Mas arrependeu-se. Pediu que conversasse com ele, que pedisse ao papai o perdão. Senti-me confuso! Como ele, em quem papai depositava a sua inteira confiança, podia me pedir que eu fosse ao nosso progenitor lhe pedir perdão, se claramente ele era o preferido, o único digno de confiança?

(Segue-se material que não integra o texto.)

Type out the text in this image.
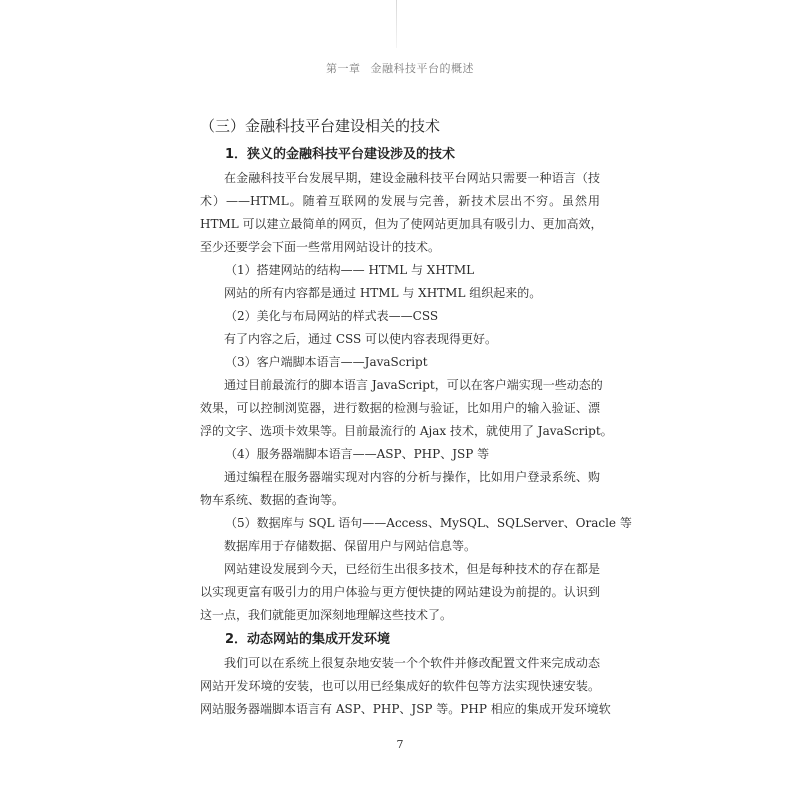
第一章 金融科技平台的概述
（三）金融科技平台建设相关的技术
1．狭义的金融科技平台建设涉及的技术
在金融科技平台发展早期，建设金融科技平台网站只需要一种语言（技
术）——HTML。随着互联网的发展与完善，新技术层出不穷。虽然用
HTML 可以建立最简单的网页，但为了使网站更加具有吸引力、更加高效，
至少还要学会下面一些常用网站设计的技术。
（1）搭建网站的结构—— HTML 与 XHTML
网站的所有内容都是通过 HTML 与 XHTML 组织起来的。
（2）美化与布局网站的样式表——CSS
有了内容之后，通过 CSS 可以使内容表现得更好。
（3）客户端脚本语言——JavaScript
通过目前最流行的脚本语言 JavaScript，可以在客户端实现一些动态的
效果，可以控制浏览器，进行数据的检测与验证，比如用户的输入验证、漂
浮的文字、选项卡效果等。目前最流行的 Ajax 技术，就使用了 JavaScript。
（4）服务器端脚本语言——ASP、PHP、JSP 等
通过编程在服务器端实现对内容的分析与操作，比如用户登录系统、购
物车系统、数据的查询等。
（5）数据库与 SQL 语句——Access、MySQL、SQLServer、Oracle 等
数据库用于存储数据、保留用户与网站信息等。
网站建设发展到今天，已经衍生出很多技术，但是每种技术的存在都是
以实现更富有吸引力的用户体验与更方便快捷的网站建设为前提的。认识到
这一点，我们就能更加深刻地理解这些技术了。
2．动态网站的集成开发环境
我们可以在系统上很复杂地安装一个个软件并修改配置文件来完成动态
网站开发环境的安装，也可以用已经集成好的软件包等方法实现快速安装。
网站服务器端脚本语言有 ASP、PHP、JSP 等。PHP 相应的集成开发环境软
7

Ele riu-se e disse-me: "Não percebes que ele ama a ti mais que todos os outros? É que ainda tens a simplicidade das crianças, muito embora estejas crescendo a olhos vistos." Quase me ofendi com a sua observação sobre a minha inocência pueril, pois estava em uma fase da vida onde a gente não quer mais saber de ser criança e decide que já é grande, muito embora todas as outras pessoas saibam que somos crianças ainda. Hoje percebo que esta é a idade decisiva. Quando vierem estas indagações sobre ser adulto ou criança, recomendo a todos os púberes e adolescente que escolham permanecerem pequenos por dentro. Miúdos, ao ponto de caberem na mão de seus pais. Entreguem seu destino na mão deles. Foi o que escolhi fazer, ao perceber que, ao eu pedido, mamãe chorou olhando para papai, que meio relutante (justo que era) abraçou o nosso tesoureiro, beijando-lhe a face e pedindo-lhe perdão por ter sido muito duro.
Como aquilo podia ser? Percebi então a verdade: papai e mamãe não eram um casal comum. Eram mãe e filho. Mas ela era jovem, ou pelo menos parecia. Parece-me, até hoje, que dentro de si ela acolheu a origem da vida e da juventude. Enfim, papai o perdoou.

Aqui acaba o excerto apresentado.